Is it possible to express the jacobi derivative of position with respect to angular displacement easier?

Question

Let

$$ \vec{\omega} = \frac{\vec{s} \times \vec{v}}{\left\lvert s\right\rvert^2} $$

and define

$$ \vec{\theta} = \int \vec{\omega} \,\mathrm{d} t $$ $$ R = \frac{\mathrm{d} \vec{s}}{\mathrm{d} \vec{\theta}} $$ $$ D = \frac{\mathrm{d} \vec{\theta}}{\mathrm{d} \vec{s}} $$

I think one can obtain the relations:

$$ \vec{v} = R \vec{\omega} $$

and

$$ D \vec{v} = \vec{\omega} $$

but how does one solve for $R$ and $D$ themselves?

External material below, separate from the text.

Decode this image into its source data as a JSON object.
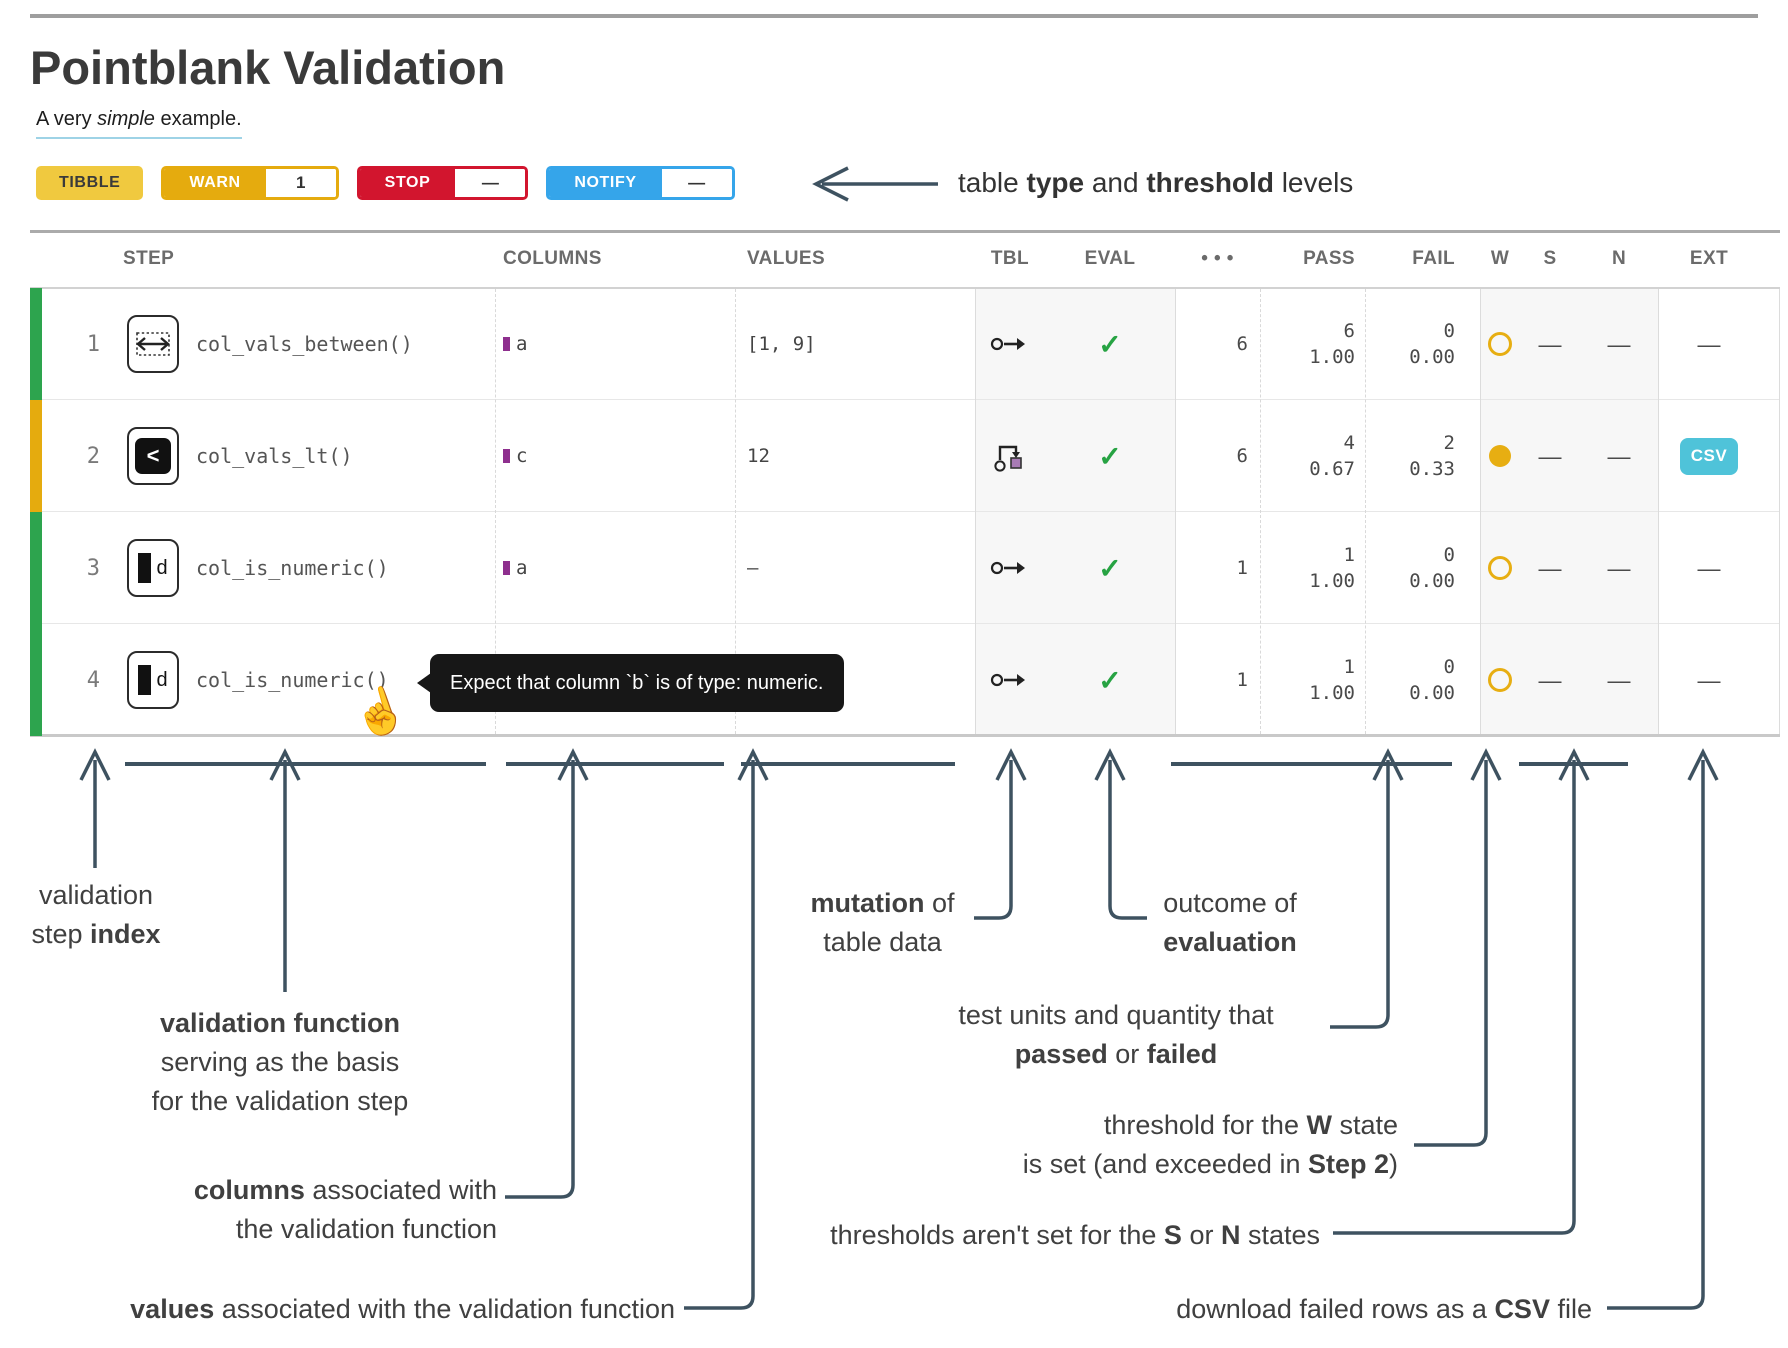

I'm also not sure about the meaning of the two and when each one is well defined.

Answer 1

From $\vec{v} = R\vec{\omega}$

$$ D \vec{v} = \frac{\vec{s} \times \vec{v}}{\left\lvert s\right\rvert^2} $$

$$ D \hat{e}_k = \frac{\vec{s} \times \hat{e}_k}{\left\lvert s\right\rvert^2} $$

$R$ is then the inverse of that but I'm not sure it is always valid to take the inverse.

Answer 2

Notice from your first equation that $w$ is perpendicular to $v$, so $$w\cdot v=0$$

Define a new vector that is perpendicular to both $w$ and $v$ $$b=w\times v$$

Use the "BAC-CAB" rule evaluate the cross product $$\eqalign{ b\times w &= (w\times v)\times w \cr &= w^2v - (w\cdot v)w \cr &= w^2v \cr }$$ Now use the Levi-Civita tensor to define the cross-matrix for $b$ $$\eqalign{ B &= -\varepsilon\cdot b \cr Bw &= b\times w &= w^2v \cr \Big(\frac{B}{w^2}\Big)w &= v \cr\cr }$$ So we have found an expression for the $R$ matrix $$R=\frac{B}{w^2}$$ This result can be simplified to $$\eqalign{R=\frac{vw^T-wv^T}{w^Tw}\cr\cr}$$ It is worth noting that $R$ is singular, so you won't get anywhere with an approach based on $R^{-1}$.